We thought we would head back to the Ship and Anchor post-brunch, but by that time the crowd had spilled out onto the patio, where they seemed unperturbed by the light spattering of rain. So we gave up, went home, and I missed the opportunity to spend Mother's Day in a bar with my child.
But the RO gave me a copy of The Medicine Cabinet of Curiosities for a Mothers' Day gift, which tied in perfectly with today's scheduled activity, a viewing of Body Worlds and the Brain. Absolutely fascinating. My initial thought, upon seeing my first plastinated cadaver, was how the muscles, bones, tendons and ligaments of the human thigh looked very much like a turkey drumstick. We really are all meat. With a few obvious anatomical differences, we are all put together much the same as any other animal.
Also male genitalia is really funny looking without skin. Okay male genitalia is really funny looking anyway, but when you take away the skin, which gives it some semblance of dignity, you're just left with a handful of balls dangling from ligaments, like a cat toy on steroids.
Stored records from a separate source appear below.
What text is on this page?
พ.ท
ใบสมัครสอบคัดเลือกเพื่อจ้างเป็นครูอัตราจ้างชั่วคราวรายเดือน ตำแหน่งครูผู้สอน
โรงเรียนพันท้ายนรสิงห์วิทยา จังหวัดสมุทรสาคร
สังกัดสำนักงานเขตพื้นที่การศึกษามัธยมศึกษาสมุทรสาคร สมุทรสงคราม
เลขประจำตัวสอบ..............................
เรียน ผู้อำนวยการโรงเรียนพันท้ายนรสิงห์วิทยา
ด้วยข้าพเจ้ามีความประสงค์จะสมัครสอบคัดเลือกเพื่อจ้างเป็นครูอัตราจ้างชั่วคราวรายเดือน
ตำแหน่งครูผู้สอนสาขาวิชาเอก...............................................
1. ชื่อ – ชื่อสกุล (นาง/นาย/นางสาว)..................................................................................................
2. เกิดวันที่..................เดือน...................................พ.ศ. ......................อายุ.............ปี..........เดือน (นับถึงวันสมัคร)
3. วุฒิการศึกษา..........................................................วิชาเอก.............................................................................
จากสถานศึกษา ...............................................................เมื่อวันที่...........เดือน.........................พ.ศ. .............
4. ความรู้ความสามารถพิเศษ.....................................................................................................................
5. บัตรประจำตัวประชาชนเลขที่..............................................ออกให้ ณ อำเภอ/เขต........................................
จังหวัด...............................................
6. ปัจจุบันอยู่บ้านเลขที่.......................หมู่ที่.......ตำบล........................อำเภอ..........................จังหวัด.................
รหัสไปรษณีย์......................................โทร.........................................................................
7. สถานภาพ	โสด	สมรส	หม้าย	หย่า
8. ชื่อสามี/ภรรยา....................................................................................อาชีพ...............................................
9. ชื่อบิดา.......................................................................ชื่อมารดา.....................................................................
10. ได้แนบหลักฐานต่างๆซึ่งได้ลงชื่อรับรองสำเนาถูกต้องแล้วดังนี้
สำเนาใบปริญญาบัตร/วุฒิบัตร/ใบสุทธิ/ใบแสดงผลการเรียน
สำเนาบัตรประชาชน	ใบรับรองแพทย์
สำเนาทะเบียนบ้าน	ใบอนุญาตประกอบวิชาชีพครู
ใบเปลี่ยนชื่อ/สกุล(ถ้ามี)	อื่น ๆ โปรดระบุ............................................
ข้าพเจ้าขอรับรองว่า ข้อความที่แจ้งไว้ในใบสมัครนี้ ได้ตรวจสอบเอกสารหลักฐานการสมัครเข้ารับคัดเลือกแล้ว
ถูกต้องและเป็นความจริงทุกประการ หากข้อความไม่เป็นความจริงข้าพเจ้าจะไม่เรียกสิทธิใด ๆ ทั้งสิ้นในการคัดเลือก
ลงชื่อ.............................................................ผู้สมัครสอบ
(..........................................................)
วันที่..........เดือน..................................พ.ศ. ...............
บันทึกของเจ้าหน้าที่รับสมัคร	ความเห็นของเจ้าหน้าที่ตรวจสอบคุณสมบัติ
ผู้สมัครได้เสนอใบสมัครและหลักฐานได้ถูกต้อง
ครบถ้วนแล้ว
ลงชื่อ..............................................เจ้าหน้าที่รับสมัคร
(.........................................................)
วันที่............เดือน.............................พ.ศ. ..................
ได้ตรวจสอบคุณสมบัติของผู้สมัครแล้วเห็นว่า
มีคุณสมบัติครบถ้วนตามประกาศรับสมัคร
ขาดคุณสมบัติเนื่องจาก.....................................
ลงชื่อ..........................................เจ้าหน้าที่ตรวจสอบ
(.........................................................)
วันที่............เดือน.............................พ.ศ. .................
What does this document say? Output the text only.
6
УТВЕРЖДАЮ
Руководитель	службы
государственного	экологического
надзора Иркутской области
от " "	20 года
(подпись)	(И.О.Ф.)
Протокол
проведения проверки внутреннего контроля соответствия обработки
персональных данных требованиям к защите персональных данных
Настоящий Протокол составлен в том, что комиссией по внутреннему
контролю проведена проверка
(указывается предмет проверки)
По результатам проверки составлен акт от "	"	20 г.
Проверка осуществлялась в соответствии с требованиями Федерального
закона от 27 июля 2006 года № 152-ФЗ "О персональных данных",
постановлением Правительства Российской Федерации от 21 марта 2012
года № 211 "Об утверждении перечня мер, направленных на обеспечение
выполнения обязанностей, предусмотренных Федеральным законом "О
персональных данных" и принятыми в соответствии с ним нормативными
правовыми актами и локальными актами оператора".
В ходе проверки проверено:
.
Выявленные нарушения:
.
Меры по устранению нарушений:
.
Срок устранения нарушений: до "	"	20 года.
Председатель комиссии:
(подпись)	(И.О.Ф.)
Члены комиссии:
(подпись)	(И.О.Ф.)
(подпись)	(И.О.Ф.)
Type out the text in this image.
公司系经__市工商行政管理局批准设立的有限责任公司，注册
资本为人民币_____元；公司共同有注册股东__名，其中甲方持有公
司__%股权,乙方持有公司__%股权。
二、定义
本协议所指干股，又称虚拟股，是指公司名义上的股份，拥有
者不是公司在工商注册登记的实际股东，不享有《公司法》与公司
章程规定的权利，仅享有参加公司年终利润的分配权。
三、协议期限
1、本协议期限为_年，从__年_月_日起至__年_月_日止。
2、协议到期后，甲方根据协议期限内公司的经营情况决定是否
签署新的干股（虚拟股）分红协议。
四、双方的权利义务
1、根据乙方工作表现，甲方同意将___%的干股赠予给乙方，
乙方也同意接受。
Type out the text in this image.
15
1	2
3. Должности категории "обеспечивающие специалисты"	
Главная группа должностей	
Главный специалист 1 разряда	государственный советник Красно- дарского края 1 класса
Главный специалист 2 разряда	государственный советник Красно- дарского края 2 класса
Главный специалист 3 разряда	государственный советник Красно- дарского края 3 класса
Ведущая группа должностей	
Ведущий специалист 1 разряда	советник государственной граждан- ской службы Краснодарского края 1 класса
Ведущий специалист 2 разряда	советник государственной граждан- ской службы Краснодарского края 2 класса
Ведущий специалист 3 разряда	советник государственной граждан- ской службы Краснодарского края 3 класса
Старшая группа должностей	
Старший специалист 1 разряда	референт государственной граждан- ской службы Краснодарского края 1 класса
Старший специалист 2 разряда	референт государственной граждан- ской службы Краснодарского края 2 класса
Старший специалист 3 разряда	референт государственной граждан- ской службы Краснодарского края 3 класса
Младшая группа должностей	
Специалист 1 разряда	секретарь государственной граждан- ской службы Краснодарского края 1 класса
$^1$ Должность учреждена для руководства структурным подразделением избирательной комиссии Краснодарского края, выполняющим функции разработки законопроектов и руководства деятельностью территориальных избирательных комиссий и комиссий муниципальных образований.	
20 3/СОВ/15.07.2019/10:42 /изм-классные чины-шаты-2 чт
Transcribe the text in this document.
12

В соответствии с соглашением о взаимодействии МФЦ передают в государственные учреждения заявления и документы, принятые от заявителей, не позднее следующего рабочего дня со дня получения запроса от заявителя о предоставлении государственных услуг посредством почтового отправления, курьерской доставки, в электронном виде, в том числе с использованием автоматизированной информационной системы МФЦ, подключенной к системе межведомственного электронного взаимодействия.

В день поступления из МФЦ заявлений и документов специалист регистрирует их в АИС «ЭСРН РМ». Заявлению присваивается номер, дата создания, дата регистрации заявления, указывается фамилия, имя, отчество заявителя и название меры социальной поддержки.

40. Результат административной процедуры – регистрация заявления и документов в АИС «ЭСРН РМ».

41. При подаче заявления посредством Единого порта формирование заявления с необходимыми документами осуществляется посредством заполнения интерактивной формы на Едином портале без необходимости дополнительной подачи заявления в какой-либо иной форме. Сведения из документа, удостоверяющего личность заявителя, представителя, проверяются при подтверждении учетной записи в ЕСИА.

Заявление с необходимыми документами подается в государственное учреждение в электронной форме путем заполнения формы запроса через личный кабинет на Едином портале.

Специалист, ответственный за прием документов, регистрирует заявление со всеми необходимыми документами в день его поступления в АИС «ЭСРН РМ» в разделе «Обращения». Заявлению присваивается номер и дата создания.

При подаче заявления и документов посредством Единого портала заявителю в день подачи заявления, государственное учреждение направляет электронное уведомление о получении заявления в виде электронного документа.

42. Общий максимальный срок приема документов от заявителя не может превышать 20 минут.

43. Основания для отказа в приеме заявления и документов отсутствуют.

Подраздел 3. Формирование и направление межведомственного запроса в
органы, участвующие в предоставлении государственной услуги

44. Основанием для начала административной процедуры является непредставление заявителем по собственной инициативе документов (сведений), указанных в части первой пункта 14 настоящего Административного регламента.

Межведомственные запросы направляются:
Many of the plastinates were physically posed to better demonstrate the impact of activity on the human body, playing soccer, baseball, figure skating, doing yoga. But the bodies I found particularly fascinating where those in which you could see and really appreciate the complexities of the layers that make up the human structure. The Drawer Man was my favourite; he really was quite beautiful, as they all were, but Drawer Man had the feeling of a work of art to him. An Escher perhaps. And because he still had much of his skin intact, he also maintained more of his innate humanity than a plastinate who was stripped down to the muscle layer.
Medical students in anatomy classes receive their cadavers with the faces and the hands left covered up until those areas are dissected, because much of the personality of a body is found in the face and hands. It's true of plastinated cadavers as well. I found myself fascinated with the ballerina's hands, particularly with her cuticles, which were slightly ragged.
Body Worlds is highly instructive, and we saw a few high school classes there today. But it is more than a simple anatomy lesson. It's an exhibition that raises as many questions as it answers, questions about humanity and ethics and life lessons and philanthropy and commercialism. You really should go.